If you have any questions or comments for me or for Wendy, please leave them in the comment box below. If you’d like to keep your questions/comments confidential and NOT have them appear on the post, please use the Contact Us page at the very top of the homepage. I’ll pass on any questions for Wendy. How are you doing with your Mummy Tummy Begone challenge? Have you made some goals for this week? I’m finding that KNOWING that I have you all here watching is a lot of motivation for me. I didn’t WANT to go out and do my run/walk last night (Tuesday).
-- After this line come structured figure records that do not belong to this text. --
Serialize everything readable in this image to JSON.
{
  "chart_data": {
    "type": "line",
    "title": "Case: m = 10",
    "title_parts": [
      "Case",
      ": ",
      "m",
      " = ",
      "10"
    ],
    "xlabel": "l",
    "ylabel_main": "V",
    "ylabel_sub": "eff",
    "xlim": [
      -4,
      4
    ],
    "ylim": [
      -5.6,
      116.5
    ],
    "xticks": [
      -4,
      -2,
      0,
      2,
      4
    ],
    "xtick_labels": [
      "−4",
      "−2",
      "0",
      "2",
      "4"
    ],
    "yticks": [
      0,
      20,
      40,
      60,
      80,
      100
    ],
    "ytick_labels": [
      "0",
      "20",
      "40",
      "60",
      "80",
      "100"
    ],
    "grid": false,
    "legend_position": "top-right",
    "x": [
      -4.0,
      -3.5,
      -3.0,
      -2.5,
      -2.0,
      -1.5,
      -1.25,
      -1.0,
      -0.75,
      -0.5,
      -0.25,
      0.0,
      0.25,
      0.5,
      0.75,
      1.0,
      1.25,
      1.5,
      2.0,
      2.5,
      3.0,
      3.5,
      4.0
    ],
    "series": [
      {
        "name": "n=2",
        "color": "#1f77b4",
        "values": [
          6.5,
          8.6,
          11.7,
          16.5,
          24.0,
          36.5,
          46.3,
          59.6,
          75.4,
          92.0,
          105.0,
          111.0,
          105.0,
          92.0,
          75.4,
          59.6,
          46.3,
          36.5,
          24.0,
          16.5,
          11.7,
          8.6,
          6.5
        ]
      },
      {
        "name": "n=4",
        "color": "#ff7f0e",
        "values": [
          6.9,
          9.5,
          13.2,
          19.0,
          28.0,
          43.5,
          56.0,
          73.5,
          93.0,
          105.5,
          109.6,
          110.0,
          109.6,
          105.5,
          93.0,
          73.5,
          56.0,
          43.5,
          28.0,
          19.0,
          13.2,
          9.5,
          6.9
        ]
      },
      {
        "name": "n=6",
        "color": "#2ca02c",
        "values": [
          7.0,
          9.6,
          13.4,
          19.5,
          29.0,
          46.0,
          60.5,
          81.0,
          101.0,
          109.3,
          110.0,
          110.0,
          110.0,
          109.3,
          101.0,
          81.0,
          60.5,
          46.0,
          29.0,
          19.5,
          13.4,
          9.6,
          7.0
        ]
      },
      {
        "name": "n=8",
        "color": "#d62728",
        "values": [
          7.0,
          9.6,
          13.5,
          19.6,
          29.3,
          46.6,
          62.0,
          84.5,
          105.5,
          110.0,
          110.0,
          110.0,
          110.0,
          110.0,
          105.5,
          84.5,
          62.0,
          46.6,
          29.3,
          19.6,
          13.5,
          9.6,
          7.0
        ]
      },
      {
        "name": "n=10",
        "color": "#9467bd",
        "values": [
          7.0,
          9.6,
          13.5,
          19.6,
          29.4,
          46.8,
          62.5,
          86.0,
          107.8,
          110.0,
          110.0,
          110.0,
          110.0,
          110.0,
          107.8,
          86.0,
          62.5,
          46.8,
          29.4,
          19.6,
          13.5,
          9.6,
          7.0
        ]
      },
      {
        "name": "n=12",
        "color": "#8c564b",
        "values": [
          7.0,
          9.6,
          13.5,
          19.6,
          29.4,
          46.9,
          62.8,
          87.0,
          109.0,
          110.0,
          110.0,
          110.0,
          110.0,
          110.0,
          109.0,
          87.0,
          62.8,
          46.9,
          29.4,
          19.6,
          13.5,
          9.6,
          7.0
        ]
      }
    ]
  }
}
I wanted to sit on the couch and veg but I knew my body would rebel even more if I didn’t go out, not having run since Saturday night. I also knew that I couldn’t get away with it…you’re counting on me to lead by example right?
Another thought…I was Twittering today (as you do) and another lovely Mummy Tummy Begone blogger mentioned that she was going to take photos of herself BEFORE and AFTER. I need to do this! I was shocked, when I was filming my Disney Princess Dancing vlog, at how BIG my belly is. When you see yourself in pictures or video, it’s a bit shocking. And maybe its the shock that we all need. I’ll do my best to take BEFORE pictures this week and will decide if I’m brave enough to share them with you. Please let me know your thoughts. Good luck with your workouts and remember…mummy tummy…begone!